Шопена и Листа я не могу слушать, для меня это глупая музыка, я не нахожу в ней никакой пищи. А музыка франко-фламандцев для меня не закрытая. Мессы Жоскена я могу различать между собой, потому что они все разные по конструктивному принципу. Слышно, что автор один и тот же, но он каждый раз делал новую конструкцию. Франко-фламандская школа привлекла меня тем, что эта музыка абсолютно объективна. Если меня спросят, веселая она
То есть для вас более важна логика, чем стиль?
Я рационалист. Стилевые особенности меня совсем не интересуют. Для меня история искусств – это история форм. Если отказаться от идеи прогресса, то история искусств – это своего рода тема с вариациями. Все, что мы называем историей музыки, по сути дела есть вариации на одну тему.
Сейчас все это ускользает, и есть некая растерянность – очевидно, от слишком большой свободы.
Что же такое стиль?
Для меня стиль – это всего лишь одежда. Была эпоха, когда носили парики, потом перестали – вот это и есть стиль. Людовик XIV первым надел парик, потому что начал лысеть. Поскольку это был период абсолютной монархии, все стали ему подражать и надевать парики. Потом менялись их формы. Бах тоже носил парик, хотя, конечно, никакого отношения к абсолютной монархии не имел. И у Моцарта был парик, но другой, с косичкой и бантиком.
А Бетховен – революционер, у него нет парика! Он лохматый. Но в музыке он совсем не растрепанный. Гершкович мне даже показал у Бетховена в каком-то месте канон из пауз. Я спросил: «Филипп Моисеевич, вы думаете, что Бетховен сделал этот канон умышленно?» Он мне ответил: «Не важно, делал ли он это сознательно или несознательно. Важно, что это есть».

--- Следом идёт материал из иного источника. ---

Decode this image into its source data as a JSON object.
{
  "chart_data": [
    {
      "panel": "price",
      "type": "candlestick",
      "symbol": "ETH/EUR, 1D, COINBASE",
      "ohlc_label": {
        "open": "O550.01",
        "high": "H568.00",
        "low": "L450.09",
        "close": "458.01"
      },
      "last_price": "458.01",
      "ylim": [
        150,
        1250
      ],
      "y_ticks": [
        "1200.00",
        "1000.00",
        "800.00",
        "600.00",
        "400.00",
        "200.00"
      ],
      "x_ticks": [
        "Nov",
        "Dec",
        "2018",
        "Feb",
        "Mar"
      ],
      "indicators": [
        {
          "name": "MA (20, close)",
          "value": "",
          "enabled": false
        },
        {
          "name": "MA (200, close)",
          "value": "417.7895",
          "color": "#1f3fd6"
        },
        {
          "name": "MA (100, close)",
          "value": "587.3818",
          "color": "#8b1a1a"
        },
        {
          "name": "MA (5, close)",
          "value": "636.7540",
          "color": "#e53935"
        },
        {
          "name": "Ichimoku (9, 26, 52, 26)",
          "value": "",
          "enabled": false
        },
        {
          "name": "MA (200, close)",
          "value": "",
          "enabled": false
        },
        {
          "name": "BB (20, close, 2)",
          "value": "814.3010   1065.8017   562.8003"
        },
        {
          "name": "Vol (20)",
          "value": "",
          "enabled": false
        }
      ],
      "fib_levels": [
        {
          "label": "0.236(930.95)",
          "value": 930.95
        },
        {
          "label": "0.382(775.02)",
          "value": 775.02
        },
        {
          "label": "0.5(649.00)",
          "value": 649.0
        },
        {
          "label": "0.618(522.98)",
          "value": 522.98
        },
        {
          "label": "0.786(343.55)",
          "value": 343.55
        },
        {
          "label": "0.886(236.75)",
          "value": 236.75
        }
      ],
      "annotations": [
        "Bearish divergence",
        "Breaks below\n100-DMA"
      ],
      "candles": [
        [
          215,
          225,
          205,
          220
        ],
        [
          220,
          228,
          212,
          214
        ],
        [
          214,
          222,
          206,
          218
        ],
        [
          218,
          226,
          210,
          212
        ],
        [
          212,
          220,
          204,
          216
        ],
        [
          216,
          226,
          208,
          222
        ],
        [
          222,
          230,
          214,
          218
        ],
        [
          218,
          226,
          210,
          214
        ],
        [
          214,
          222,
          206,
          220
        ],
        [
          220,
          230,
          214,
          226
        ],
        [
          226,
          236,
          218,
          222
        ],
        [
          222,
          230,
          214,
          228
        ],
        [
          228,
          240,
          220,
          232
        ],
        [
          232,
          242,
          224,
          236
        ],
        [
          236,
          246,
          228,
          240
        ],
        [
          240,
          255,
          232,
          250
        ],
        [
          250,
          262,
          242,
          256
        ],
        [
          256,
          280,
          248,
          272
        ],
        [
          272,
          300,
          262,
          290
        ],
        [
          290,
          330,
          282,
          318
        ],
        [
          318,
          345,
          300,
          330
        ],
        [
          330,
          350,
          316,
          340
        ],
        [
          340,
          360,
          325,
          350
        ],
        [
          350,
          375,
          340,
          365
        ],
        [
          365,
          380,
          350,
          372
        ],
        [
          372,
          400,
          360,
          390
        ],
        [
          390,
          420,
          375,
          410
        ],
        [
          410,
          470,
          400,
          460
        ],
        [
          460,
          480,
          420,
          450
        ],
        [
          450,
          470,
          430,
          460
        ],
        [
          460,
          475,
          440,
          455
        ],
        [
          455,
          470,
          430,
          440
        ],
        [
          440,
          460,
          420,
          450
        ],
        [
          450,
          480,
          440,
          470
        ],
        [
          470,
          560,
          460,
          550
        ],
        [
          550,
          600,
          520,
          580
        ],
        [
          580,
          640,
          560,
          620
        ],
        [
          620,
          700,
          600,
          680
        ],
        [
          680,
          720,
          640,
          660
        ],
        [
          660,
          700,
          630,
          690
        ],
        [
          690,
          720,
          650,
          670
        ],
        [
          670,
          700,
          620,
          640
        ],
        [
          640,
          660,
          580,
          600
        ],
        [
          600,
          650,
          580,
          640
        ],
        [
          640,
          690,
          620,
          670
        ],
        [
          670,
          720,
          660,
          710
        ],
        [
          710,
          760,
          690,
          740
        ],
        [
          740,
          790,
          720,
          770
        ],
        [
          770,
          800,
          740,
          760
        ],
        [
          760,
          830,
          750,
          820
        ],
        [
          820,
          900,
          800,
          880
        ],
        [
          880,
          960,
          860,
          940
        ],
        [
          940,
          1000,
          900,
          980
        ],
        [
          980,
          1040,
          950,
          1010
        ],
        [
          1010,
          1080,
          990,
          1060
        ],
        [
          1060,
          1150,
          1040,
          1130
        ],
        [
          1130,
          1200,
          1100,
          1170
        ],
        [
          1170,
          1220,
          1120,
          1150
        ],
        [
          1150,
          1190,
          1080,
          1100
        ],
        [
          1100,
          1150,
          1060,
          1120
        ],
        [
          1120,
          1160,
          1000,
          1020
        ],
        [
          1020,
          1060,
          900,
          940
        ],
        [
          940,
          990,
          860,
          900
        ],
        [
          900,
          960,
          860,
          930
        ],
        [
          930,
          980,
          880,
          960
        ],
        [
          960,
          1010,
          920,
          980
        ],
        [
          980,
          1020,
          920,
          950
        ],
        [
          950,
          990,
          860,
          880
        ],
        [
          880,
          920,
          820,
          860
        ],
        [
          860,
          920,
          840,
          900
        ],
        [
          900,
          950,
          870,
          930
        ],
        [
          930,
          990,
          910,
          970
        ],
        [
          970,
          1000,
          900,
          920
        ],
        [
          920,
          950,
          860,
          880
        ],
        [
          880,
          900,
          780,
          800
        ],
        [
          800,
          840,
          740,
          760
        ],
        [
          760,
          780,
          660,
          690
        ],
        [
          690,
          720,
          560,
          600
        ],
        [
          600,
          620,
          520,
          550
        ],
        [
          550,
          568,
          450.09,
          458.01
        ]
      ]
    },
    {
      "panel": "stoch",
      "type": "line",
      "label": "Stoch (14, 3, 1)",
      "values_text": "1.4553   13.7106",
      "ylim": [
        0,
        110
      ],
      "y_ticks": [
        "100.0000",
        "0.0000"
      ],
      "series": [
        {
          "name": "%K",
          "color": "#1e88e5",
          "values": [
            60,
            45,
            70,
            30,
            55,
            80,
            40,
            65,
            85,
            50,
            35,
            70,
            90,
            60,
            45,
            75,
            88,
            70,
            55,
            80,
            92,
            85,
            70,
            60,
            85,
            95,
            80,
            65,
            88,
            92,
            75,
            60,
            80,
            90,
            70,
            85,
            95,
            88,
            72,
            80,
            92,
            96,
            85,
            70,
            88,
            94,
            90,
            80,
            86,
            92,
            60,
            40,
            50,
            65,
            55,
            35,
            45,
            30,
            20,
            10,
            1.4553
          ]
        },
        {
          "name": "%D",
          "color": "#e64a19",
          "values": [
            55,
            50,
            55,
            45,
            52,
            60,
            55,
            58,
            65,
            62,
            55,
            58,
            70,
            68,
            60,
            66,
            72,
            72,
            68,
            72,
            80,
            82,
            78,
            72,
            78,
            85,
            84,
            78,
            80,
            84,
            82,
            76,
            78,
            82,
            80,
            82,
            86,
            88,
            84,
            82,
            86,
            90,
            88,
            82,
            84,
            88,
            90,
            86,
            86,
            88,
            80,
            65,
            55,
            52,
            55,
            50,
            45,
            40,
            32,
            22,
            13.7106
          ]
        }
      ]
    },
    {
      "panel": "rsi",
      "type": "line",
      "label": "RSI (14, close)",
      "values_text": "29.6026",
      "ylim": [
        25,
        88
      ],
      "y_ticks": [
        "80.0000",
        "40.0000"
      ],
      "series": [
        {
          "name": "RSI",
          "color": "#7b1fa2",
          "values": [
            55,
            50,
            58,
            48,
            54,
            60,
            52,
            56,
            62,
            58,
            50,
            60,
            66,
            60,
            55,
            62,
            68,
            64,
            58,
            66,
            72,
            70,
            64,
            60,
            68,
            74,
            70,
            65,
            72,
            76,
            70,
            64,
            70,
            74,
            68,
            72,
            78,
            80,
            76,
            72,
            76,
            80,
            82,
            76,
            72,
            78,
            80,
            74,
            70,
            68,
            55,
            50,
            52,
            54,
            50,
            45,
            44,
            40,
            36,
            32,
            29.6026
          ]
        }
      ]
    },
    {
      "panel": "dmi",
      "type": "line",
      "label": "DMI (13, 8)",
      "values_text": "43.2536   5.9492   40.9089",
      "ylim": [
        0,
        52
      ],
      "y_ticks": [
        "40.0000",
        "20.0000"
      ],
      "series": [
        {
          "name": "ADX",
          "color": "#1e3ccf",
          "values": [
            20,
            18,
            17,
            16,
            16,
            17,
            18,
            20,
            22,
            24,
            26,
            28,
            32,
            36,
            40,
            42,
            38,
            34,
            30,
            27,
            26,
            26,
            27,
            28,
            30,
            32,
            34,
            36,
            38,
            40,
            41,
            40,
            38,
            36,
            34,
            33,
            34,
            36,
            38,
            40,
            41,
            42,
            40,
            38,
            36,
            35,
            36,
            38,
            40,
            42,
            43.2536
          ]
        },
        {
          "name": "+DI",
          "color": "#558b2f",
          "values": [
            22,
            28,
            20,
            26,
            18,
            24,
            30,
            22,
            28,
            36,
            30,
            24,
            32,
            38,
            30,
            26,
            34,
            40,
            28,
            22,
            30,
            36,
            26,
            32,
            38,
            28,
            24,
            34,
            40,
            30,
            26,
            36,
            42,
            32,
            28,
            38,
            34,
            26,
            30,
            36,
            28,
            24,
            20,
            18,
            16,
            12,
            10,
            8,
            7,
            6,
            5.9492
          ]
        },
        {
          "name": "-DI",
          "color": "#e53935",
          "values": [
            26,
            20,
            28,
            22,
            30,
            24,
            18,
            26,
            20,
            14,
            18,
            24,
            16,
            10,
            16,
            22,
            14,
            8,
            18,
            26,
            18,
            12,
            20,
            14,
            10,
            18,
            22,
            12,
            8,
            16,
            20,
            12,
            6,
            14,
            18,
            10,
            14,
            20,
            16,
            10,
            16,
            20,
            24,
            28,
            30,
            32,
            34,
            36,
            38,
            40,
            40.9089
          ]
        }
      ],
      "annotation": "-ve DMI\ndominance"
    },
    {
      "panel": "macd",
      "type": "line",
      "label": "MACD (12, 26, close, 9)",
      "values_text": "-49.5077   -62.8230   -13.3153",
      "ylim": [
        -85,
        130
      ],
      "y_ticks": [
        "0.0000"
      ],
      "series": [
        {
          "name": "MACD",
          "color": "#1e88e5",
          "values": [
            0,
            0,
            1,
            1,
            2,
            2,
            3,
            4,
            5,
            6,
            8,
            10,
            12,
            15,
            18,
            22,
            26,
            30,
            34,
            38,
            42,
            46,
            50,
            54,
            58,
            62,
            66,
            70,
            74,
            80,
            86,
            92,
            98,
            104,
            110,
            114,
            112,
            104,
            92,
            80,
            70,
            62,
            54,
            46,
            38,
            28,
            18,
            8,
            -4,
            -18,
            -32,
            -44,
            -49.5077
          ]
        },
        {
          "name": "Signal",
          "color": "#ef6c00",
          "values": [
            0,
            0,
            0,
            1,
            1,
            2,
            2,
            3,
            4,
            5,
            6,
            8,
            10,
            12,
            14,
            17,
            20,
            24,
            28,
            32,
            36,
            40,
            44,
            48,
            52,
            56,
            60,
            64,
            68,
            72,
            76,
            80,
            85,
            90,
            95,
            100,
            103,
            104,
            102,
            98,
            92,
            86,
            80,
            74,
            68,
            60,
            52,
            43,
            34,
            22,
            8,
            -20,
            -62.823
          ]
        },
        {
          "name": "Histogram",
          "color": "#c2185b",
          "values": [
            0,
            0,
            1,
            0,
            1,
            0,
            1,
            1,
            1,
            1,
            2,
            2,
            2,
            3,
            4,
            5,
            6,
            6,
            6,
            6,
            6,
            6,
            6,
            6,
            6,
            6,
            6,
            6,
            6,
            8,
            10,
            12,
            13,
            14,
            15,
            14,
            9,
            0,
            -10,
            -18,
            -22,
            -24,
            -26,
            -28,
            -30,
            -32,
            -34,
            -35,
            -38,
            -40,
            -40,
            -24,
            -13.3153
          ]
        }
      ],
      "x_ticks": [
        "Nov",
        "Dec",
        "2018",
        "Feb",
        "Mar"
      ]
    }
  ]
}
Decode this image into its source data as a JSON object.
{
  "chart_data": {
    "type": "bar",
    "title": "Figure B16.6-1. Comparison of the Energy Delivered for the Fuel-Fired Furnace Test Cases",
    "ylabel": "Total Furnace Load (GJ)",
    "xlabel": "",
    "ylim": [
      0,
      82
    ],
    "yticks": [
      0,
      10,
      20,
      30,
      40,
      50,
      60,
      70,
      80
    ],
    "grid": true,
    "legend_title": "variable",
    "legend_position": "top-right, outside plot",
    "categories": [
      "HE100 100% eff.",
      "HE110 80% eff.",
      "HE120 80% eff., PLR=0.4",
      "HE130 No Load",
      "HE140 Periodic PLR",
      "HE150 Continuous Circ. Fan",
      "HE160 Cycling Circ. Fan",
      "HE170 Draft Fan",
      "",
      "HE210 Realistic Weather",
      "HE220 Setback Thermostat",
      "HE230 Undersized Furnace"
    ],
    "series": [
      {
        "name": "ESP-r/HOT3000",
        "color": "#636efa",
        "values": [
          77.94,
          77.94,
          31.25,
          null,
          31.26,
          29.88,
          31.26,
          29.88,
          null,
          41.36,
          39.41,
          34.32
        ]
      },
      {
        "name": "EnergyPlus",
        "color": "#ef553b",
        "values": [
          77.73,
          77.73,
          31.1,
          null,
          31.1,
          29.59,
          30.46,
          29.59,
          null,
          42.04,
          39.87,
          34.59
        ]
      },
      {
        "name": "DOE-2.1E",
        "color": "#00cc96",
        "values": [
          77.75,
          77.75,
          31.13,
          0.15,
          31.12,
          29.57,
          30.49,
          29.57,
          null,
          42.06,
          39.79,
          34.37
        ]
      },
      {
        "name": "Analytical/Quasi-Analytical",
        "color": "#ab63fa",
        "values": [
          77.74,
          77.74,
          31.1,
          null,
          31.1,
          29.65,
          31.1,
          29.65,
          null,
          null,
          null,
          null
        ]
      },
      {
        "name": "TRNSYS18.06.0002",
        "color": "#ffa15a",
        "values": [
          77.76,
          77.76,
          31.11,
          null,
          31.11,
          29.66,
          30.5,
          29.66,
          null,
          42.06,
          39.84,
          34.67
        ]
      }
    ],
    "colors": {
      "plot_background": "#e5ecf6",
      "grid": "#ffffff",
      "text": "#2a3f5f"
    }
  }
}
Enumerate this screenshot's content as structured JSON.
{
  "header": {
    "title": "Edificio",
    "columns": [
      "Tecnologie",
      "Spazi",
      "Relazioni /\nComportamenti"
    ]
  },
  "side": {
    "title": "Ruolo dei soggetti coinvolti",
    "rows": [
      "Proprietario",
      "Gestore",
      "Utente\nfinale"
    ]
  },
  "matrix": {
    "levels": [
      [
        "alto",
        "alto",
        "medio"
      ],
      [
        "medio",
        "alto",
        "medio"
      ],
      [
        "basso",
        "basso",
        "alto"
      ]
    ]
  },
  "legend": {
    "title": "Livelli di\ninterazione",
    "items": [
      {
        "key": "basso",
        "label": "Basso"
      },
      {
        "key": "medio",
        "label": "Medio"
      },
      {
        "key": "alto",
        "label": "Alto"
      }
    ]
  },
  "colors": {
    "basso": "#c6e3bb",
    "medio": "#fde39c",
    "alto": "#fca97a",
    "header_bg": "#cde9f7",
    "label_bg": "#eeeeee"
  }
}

Вы сказали, что стиль – это одежда. А что такое тело? И душа?
Стили меняются, а то, на что они надеваются, – это постоянное: идея, форма, принцип самой музыки. Экономия вариаций. Так что тело – это форма. Форма меня интересует, а техника – это подсобное хозяйство. Она нужна, чтобы огород был и капуста росла.
Капуста – это что в данном случае? Тон, интервалика, другие компоненты?
Если говорить о технике, есть исполнительская техника. Это чисто материальное понятие – как пальчики двигаются или как со смычком работать. Композиторская техника – это борьба с материей. Материя сопротивляется. Микеланджело говорил, что только под конец жизни начал понимать, что такое скульптура. Это и есть техника – борьба с камнем.
Как у вас происходила борьба с камнем?
Борьба все время идет. Массу очищаешь, убираешь много лишнего, всегда есть соблазн. Это вопрос большой дисциплины. Когда я был совсем молодой, из меня, что называется, пёрло. А потом, начиная с какого-то момента, что более или менее совпало с моей углубленной встречей с Гершковичем, я стал критически относиться к своей работе. Правда, сама до-декафонная система к этому обязывает, там каждая нота весомая. Мы тогда очень увлекались Веберном. У него все было так коротко по времени, потому что ему удавалось афористически выразить то, для чего другим надо написать целую симфонию – по количеству информации. Эта дисциплина и есть борьба с материей. Сам Веберн говорил об этом. Его техника была духовным стремлением. Я теперь это понимаю, почитав его письма.
Чувство экономии у меня осталось и после додекафонии. В последующих сочинениях никаких излишеств уже нет. Знаешь цену звукам.
После додекафонии вы стали себе позволять вносить в музыку чувство?
Я не могу сказать, что в «Musica stricta» нет чувств, их там полно. В «Музыке для 12 инструментов» чувств нет, а если они и есть, то являются результатом какой-то интервальной работы. Если взять «Серенаду насекомых», она красиво и интересно звучит. А сами чувства – это «бесплатное приложение» или «нагрузка» в магазине: мы вам дадим колбасы, только если вы купите крахмал. Чувства – это добавки. Их невозможно отделить.